Now, we are seeing a third product variant of the Scout tool, called the Home Style Quiz. It’s a 6-step quiz that results in furniture and home decor product recommendations, and is now live on Amazon.com in the US. Here’s how it looks:
Step 1. Amazon gives users 15 pictures of fully decorated rooms, and asks, “Which three looks are your favorites?”
Steps 2, 3, and 4. Amazon chooses items based on the user’s input in the previous step, and prompts users to “Vote on at least three pieces to help us narrow down your unique style.” A total of 20 items are presented in each of these three steps.
Step 5. Amazon asks users to express preferences on colors. Amazon asks, “Let’s talk color–how much is just right?” Users can choose between three options: “Keep it neutral,” “Some pops of color,” or “The bolder the better.”
Step 6. Finally, users are asked, “Lastly, how much pattern and texture are perfect?” Available answers are: “None, thanks,” “Less is more,” and “Can’t get enough.”
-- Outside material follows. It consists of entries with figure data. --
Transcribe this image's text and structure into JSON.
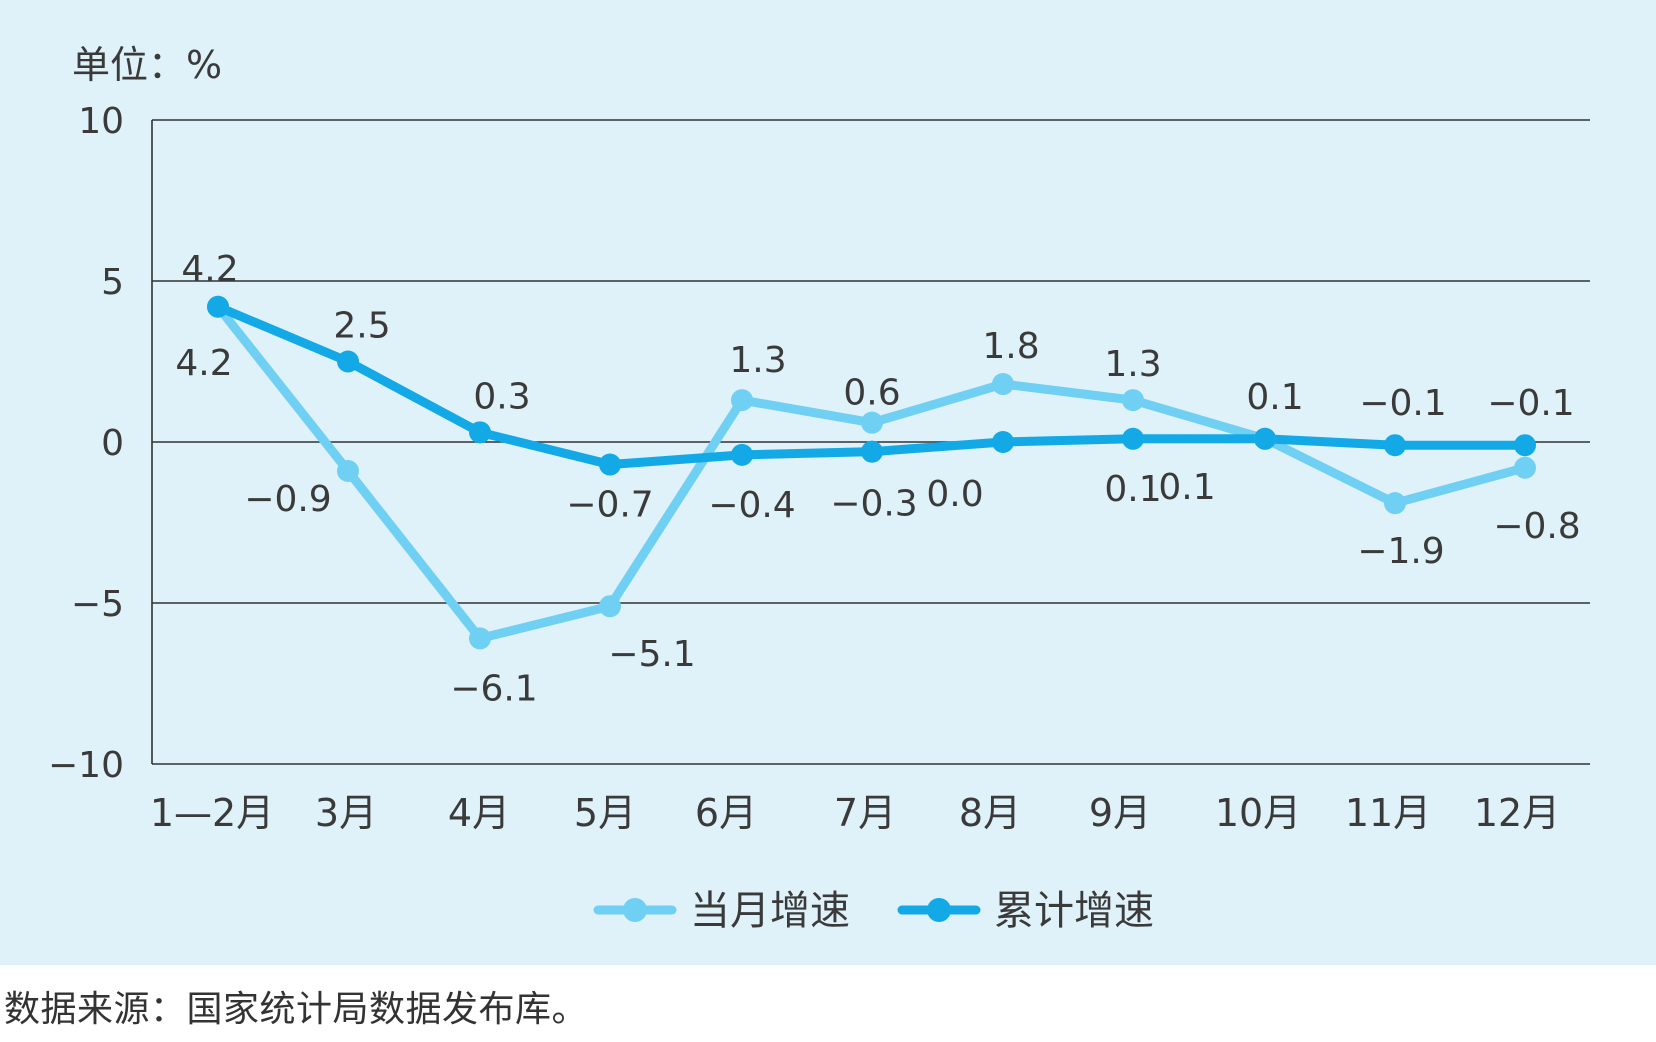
{
  "chart_data": {
    "type": "line",
    "unit_label": "单位：%",
    "categories": [
      "1—2月",
      "3月",
      "4月",
      "5月",
      "6月",
      "7月",
      "8月",
      "9月",
      "10月",
      "11月",
      "12月"
    ],
    "y_ticks": [
      "10",
      "5",
      "0",
      "−5",
      "−10"
    ],
    "ylim": [
      -10,
      10
    ],
    "grid": true,
    "legend_position": "bottom-center",
    "series": [
      {
        "name": "当月增速",
        "color": "#6fd0f3",
        "values": [
          4.2,
          -0.9,
          -6.1,
          -5.1,
          1.3,
          0.6,
          1.8,
          1.3,
          0.1,
          -1.9,
          -0.8
        ],
        "labels": [
          "4.2",
          "−0.9",
          "−6.1",
          "−5.1",
          "1.3",
          "0.6",
          "1.8",
          "1.3",
          "0.1",
          "−1.9",
          "−0.8"
        ]
      },
      {
        "name": "累计增速",
        "color": "#12a9e6",
        "values": [
          4.2,
          2.5,
          0.3,
          -0.7,
          -0.4,
          -0.3,
          0.0,
          0.1,
          0.1,
          -0.1,
          -0.1
        ],
        "labels": [
          "4.2",
          "2.5",
          "0.3",
          "−0.7",
          "−0.4",
          "−0.3",
          "0.0",
          "0.1",
          "0.1",
          "−0.1",
          "−0.1"
        ]
      }
    ]
  },
  "source_note": "数据来源：国家统计局数据发布库。",
  "colors": {
    "panel_background": "#dff1f9",
    "gridline": "#333333"
  }
}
The ensuing results page offers suggested products grouped into three categories. In our example, the results were: “Your unique blend of styles is Industrial, California Casual, and Glam.” A section for each of those categories is listed below, offering recommended products in each section. Here’s what the “Industrial” section looks like in our example.
Finally, there are “Color & Pattern Recommendations” and “Products You Liked” sections.
Big picture, Amazon is continuing to experiment with new ways of exposing users to machine learning services to improve its personalization and recommendation algorithms. The Scout concept makes sense for highly visual product categories like furniture and home decor. We believe more intelligent personalization is an area in which Amazon can improve significantly through further R&D.
Amazon has chosen not to invest heavily in human recommendations much, a la how StitchFix manually curates for apparel. However, Amazon has created a little-known tool called Outfit Compare, in which customers can upload photos of themselves and get an Amazon staffer’s opinion of which looks better.